ABYSSAL ASCENDANT – Unleashing The Outer Plagues – EP

ABYSSAL ASCENDANT
Unleashing The Outer Plagues
EP
Self-Release
9
Arjun Arman
2013

With a logo not unlike what one would see on a 16-bit video game title screen (and a band name one “a” short of alliteration), one can easily dismiss France’s Abyssal Ascendant as one beast in the larger legion of death metal bands that seek to replicate the old-school masterworks of the genre. This action would do this humble monster a disservice, because the band’s EP “Unleashing the Outer Plagues” is not unlike a young and ambitious netherworld entity with an eye (or eyes) on making a name for itself amongst its legion of brethren. With a full length due out in summer 2015, this six song debut is very promising as a statement of intent.

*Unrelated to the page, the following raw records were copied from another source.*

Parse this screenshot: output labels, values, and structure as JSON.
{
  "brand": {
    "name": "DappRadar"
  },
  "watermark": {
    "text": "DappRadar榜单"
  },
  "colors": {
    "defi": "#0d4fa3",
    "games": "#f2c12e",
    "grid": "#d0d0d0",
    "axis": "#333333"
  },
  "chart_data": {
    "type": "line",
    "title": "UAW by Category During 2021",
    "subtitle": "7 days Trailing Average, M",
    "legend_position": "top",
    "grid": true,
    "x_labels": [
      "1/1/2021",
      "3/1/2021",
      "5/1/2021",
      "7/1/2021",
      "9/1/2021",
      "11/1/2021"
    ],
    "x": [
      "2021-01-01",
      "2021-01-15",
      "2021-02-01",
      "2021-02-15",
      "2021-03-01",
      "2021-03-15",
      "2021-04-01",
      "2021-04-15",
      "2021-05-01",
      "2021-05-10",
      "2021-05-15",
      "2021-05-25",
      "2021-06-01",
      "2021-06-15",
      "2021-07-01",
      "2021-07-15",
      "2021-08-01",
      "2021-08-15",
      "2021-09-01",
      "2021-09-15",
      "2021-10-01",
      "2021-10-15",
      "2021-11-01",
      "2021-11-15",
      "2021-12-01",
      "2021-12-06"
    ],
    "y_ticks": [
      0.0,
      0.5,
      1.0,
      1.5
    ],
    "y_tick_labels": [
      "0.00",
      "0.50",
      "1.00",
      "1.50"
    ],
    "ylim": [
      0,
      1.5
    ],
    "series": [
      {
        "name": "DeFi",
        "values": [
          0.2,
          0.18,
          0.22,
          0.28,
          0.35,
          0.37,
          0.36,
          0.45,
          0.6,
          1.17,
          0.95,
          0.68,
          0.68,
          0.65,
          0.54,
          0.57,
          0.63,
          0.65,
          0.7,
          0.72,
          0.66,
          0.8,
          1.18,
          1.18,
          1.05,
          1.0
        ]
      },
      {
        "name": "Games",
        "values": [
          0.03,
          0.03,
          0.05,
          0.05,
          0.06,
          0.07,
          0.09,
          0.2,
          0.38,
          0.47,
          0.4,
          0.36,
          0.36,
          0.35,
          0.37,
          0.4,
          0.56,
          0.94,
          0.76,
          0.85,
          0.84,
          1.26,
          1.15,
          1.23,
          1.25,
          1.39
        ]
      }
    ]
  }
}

At the first sign of blasting violence, the listener knows this recording is going to be a punishing effort, one that sounds similar to mid-period Nile in its murky compression. Try not, I meant TRY NOT to break something as ‘Interdimensional Predation’ ratchets up along with an old-school death snarl from vocalist “Flo” (I imagined the progressive Insurance lady gone horribly cosmic Brundlefly) and try, TRY not to rip your own arm off and kill the nearest living poser with it during the chugging of ‘Webcrafting the End.’ It all makes for very physical and provoking listening. But the strongest aspect of this set of songs lies in their ability to set the mood with interludes and sound effects. Right off the bat, ‘Abysmal Cadavers Procession’ uses some squishy and slimy sound effects to simulate the otherworldly physicality of the entities described within. ‘The Beyond One’ begins with a really cool monologue delivered from the perspective of Yog-Sothoth, one of the those scary Lovecraftian deities that can state with confidence its ability to be “both the key and the door.” For one not well versed with the mythos, the interludes are nevertheless mysterious and enticing enough to invite further inspection and also enhances the already immersive material. The monologue ends up being the most memorable moment during the running time, but that doesn’t lessen the other highlights “Plagues” has to offer. Key cut ‘Down to the Abyss’ is a beautiful and mystical track that is strongly reminiscent of Nile’s best moments (down to the bells, choirs and chugging) and hints at a knack for multifaceted songcraft. There is much to find and enjoy even in the record’s short running time.
A lesson learned: what self-respecting metal fan can know little to nothing about the Great Old Ones and their reality warping abilities? This author resolves to make an effort to learn sooner rather than later, so he can properly enjoy the ritualistic atmosphere presented by these priests of Yog-Sothoth with much more fervour.